Car s’il y avait une vraie opposition idéologique entre le néo-PPM et le camp du 74, ça se saurait. Et d’ailleurs la meilleure preuve qu’il n’y en a aucune, c’est que le PPM a commencé d’abord par réclamer un «article 74 constitutionnalisé»! Cela les partisans du 74 ne le rappellent pas assez, ne le martèlent pas suffisamment. Il faudrait photocopier les textes du «Progressiste» qui en parlent et les diffuser massivement. Oui, au début de ce débat, le néo-PPM a été pro-74, même s’il s’agissait d’un 74 constitutionnalisé (ce qui, soit dit en passant, nécessite la réunion du Congrès de France soit le rassemblement au Palais de Versailles de près d’un millier de députés et de sénateurs qui sortiront du fin fond de la Vendée ou de la Lozère juste pour voter un article concernant l’importantissime Martinique. Sans compter que ce genre de congrès coûte 1 million d’euros!). Ce n’est donc que dans un deuxième temps que le néo-PPM s’est rabattu sur son fameux article 73 constitutionnalisé. Oui, dans un deuxième temps! Cette valse hésitation démontre sans discussion possible que la position du néo-PPM n’est pas fondée sur une divergence d’appréciation de notre situation politique, mais simplement sur la volonté d’éviction de Lise et Marie-Jeanne.

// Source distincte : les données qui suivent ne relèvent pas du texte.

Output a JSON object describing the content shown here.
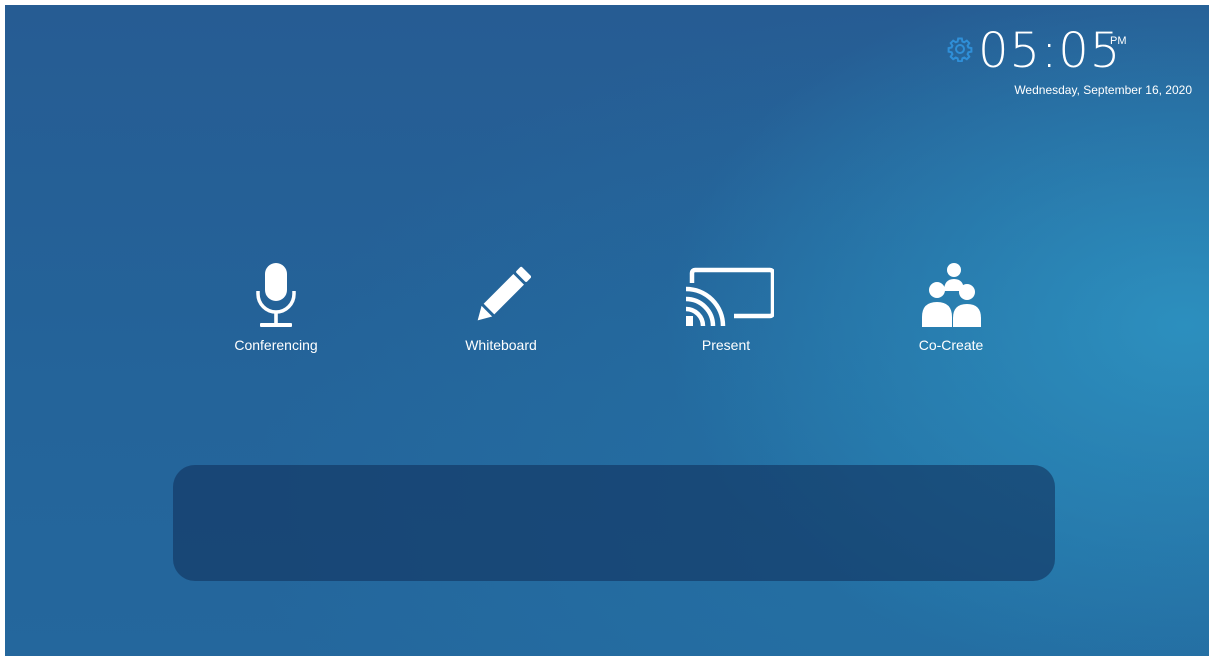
{
  "clock": {
    "time": "05:05",
    "ampm": "PM",
    "date": "Wednesday, September 16, 2020",
    "settings_icon": "gear-icon"
  },
  "apps": [
    {
      "label": "Conferencing",
      "icon": "microphone-icon"
    },
    {
      "label": "Whiteboard",
      "icon": "pencil-icon"
    },
    {
      "label": "Present",
      "icon": "cast-icon"
    },
    {
      "label": "Co-Create",
      "icon": "group-icon"
    }
  ],
  "colors": {
    "background": "#24649a",
    "accent_gear": "#2f8fd8",
    "text": "#ffffff",
    "panel": "#163f6c"
  }
}
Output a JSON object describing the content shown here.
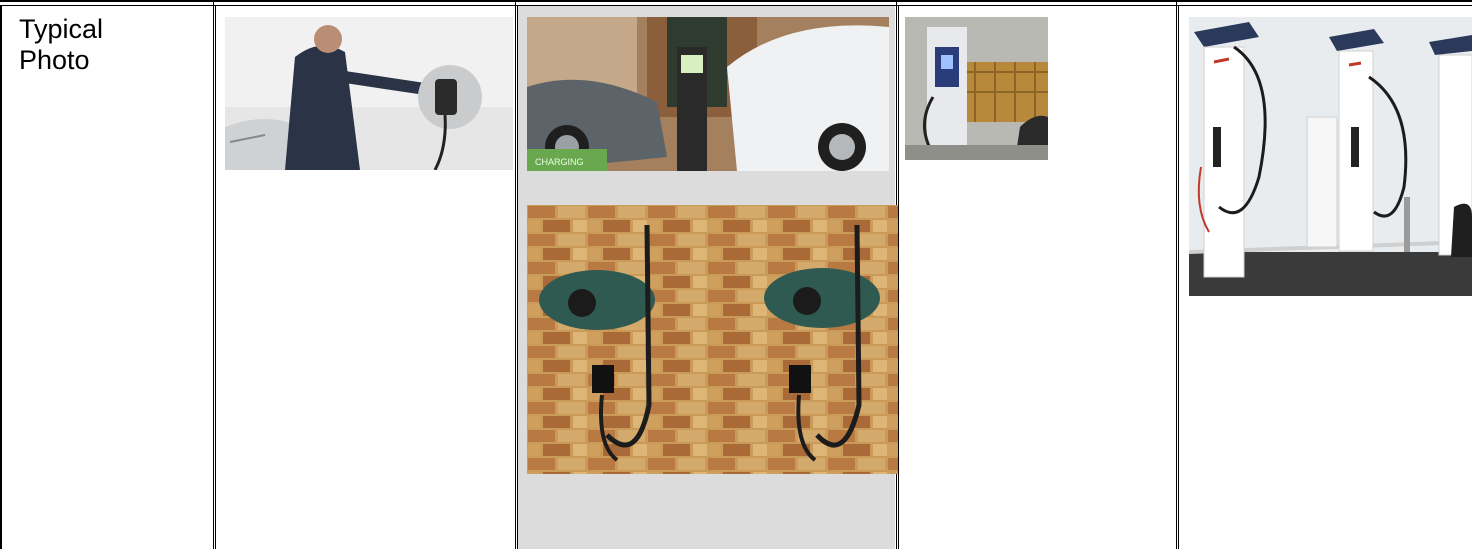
{
  "table": {
    "row_label": "Typical\nPhoto"
  },
  "photos": [
    {
      "alt": "home-wall-charger-photo"
    },
    {
      "alt": "street-charging-post-photo"
    },
    {
      "alt": "wall-mounted-twin-chargers-photo"
    },
    {
      "alt": "rapid-charger-unit-photo"
    },
    {
      "alt": "ultra-rapid-charging-station-photo"
    }
  ],
  "colors": {
    "border": "#000000",
    "shaded_cell": "#dcdcdc",
    "brick": "#a86a3c",
    "charger_green": "#2f5a52",
    "sky": "#e9ecef"
  }
}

En fait, la seule vraie opposition idéologique se situe entre la Droite et le camp du 74. Là oui, on a des deux côtés des convictions idéologiques fortes que l’on cherche à faire prévaloir. On n’est pas dans la valse-hésitation, dans le pas-de-deux, dans l’astuce de «6 ans d’expérimentation». L’appel à voter «NON» le 17 janvier lorsqu’il émane de la Droite reflète donc un vrai positionnement idéologique. Ce même appel dans la bouche du néo-PPM n’est qu’une misérable tactique visant à s’emparer du leadership politique de la Martinique. Car faut-il rappeler à ces messieurs que, même s’ils contrôlent la capitale de la Martinique, ils ne représentent que 17% des élus. D’où leur malhonnêteté à contester les résolutions des deux congrès de la Martinique puisque ces résolutions ont été prises à 74% de majorité et ces 74% d’élus ont été démocratiquement élus par le peuple martiniquais que l’on sache! Ils n’ont pas été désignés par un quelconque dictateur!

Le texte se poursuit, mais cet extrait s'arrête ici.